As I said above, much of the story here follows the broad strokes of the original tale. Pinocchio’s nose grows when he tells a lie, something that happens only a couple of times in the course of the film. He ditches school and joins a carnival. He and Geppetto are swallowed by a giant fish. But how we get to all of these places is going to be vastly different. It wouldn’t be del Toro if he didn’t have something more to say than just the story.
In this case, del Toro is going to tread the ground similar to that of The Devil’s Backbone and Pan’s Labyrinth. Both of those movies took place during the Spanish Civil War and used elements of that to help tell the story. Pinocchio doesn’t go there, but does take place in Italy during Mussolini’s reign. Fascism is going to be an element of this story as Pinocchio learns what it is to be a good and obedient boy.
A significant difference here is that Pinocchio is going to “die” several times in the course of the film. When he does, he discovers that, since he is not a real boy, he can’t really die. He’s taken to the other side by some skeletal rabbits (voiced by Tim Blake Nelson) where he meets Death (Tilda Swinton, who also voices the fairy that gives Pinocchio life). He learns that each time he “dies,” he’ll have to spend longer in the afterlife before being sent back, and naturally this is going to come into play eventually.
Another significant difference is in the nature of our cricket. We don’t have Jiminy Cricket here, but Sebastian J. Cricket (Ewan McGregor), who is looking for a quiet place to write his memoirs. He just happens to choose a hole in the tree that becomes Pinocchio, leaving him essentially living in Pinocchio’s heart. When Pinocchio is granted life, Sebastian is told to look after him, and if he does a good enough job, he will be granted a wish by the fairy, so he naturally agrees, planning on using that wish to make himself famous with the publication of his book.
It's also worth noting that many of the events of the classic story are compressed here. Count Volpe (Christoph Waltz) is the puppetmaster who takes Pinocchio away from his father. He’s a combination of the ringmaster and fox characters from the original movie. There’s no town for bad boys here nor a donkey transformation. Instead, Pinocchio is railroaded into an Italian camp to train boys how to be soldiers. It is here he eventually befriends Candlewick (Finn Wolfhard), son of the camp leader (Ron Perlman). It’s also worth noting that Cate Blanchett begged to be in the film and was cast as Volpe’s monkey, the only role that was left uncast at that point.
I have to say I’m impressed all the way around. Yes, I’m prone to like del Toro’s work, but that is neither here nor there with this. The animation is spectacular—this is stop-motion animation, and there are times when it is easy to forget that. The look is beautiful, but rough. This is a real world that has been lived in. The people and things have rough edges, bags under their eyes, and wrinkles. Pinocchio himself isn’t smooth and polished, but rough and unfinished.

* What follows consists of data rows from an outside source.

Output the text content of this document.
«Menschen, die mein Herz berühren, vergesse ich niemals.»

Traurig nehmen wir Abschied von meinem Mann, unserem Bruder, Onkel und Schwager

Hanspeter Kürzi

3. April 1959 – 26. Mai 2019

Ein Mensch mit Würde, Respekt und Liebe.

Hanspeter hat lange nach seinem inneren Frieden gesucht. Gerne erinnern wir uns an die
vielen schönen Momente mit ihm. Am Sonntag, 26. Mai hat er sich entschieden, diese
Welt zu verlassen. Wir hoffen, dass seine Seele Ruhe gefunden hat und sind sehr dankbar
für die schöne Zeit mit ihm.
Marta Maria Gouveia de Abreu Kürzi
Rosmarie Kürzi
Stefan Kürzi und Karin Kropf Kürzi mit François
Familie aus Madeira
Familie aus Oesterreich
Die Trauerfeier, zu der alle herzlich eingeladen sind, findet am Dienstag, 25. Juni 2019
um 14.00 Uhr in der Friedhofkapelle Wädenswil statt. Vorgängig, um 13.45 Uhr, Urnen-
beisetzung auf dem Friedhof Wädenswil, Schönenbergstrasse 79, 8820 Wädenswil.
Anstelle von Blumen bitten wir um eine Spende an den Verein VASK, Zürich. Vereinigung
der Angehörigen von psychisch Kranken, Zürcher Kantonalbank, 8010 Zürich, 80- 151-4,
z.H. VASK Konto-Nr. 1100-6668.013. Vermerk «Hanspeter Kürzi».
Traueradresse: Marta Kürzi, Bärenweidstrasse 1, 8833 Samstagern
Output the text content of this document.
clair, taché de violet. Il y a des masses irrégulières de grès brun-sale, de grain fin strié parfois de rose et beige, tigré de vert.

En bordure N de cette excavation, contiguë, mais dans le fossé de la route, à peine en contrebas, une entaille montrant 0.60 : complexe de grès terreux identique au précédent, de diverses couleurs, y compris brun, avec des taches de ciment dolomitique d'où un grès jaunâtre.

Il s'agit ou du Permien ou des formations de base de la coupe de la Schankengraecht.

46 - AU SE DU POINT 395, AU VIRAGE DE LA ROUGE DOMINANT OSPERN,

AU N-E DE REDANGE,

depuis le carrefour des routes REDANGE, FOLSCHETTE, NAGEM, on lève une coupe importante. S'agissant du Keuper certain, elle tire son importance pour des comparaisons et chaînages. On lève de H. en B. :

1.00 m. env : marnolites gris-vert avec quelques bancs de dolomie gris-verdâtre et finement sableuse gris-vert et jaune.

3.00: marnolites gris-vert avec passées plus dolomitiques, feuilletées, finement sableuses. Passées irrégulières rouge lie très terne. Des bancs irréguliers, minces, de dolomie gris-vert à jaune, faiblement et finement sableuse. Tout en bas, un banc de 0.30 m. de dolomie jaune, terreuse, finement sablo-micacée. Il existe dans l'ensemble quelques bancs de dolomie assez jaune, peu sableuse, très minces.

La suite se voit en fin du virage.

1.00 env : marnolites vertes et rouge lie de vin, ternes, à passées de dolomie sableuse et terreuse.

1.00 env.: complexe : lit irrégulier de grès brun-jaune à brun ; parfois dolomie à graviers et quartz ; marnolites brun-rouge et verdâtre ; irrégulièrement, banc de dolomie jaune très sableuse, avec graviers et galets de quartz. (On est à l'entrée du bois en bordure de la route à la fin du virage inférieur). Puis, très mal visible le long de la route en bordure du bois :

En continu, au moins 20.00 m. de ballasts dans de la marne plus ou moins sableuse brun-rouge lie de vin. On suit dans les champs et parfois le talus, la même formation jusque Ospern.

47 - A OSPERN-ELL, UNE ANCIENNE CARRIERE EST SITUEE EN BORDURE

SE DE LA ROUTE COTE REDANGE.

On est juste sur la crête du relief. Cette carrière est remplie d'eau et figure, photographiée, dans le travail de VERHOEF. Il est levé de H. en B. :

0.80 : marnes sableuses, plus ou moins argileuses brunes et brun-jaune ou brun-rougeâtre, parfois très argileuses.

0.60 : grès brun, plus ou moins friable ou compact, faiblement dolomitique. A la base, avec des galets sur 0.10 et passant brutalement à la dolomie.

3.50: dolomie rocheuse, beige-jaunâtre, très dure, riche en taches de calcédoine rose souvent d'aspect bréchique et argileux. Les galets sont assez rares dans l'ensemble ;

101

The music is also tremendous from start to finish. There are a few songs here, probably not quite enough to call this a musical, but enough to hearken back to the original Disney version of the film. I expect that at least one of them will be nominated come Oscar time.
This will almost certainly receive a pack of nominations in the upcoming months, and all of them will be deserved. I don’t know how many it will win—Oscar doesn’t love stop-motion that much—but if it doesn’t win a handful, a lot of people are going to be rightly upset about it. This is a smart movie, one that plays with the original story but shows it in a new way. It’s not completely new, but is new enough that there will be some surprises here, even for the most dedicated Pinocchio fan.
Why to watch Guillermo del Toro’s Pinocchio: A very new look at a old story.
Why not to watch: This is something like the 24th version of Pinocchio since 1940.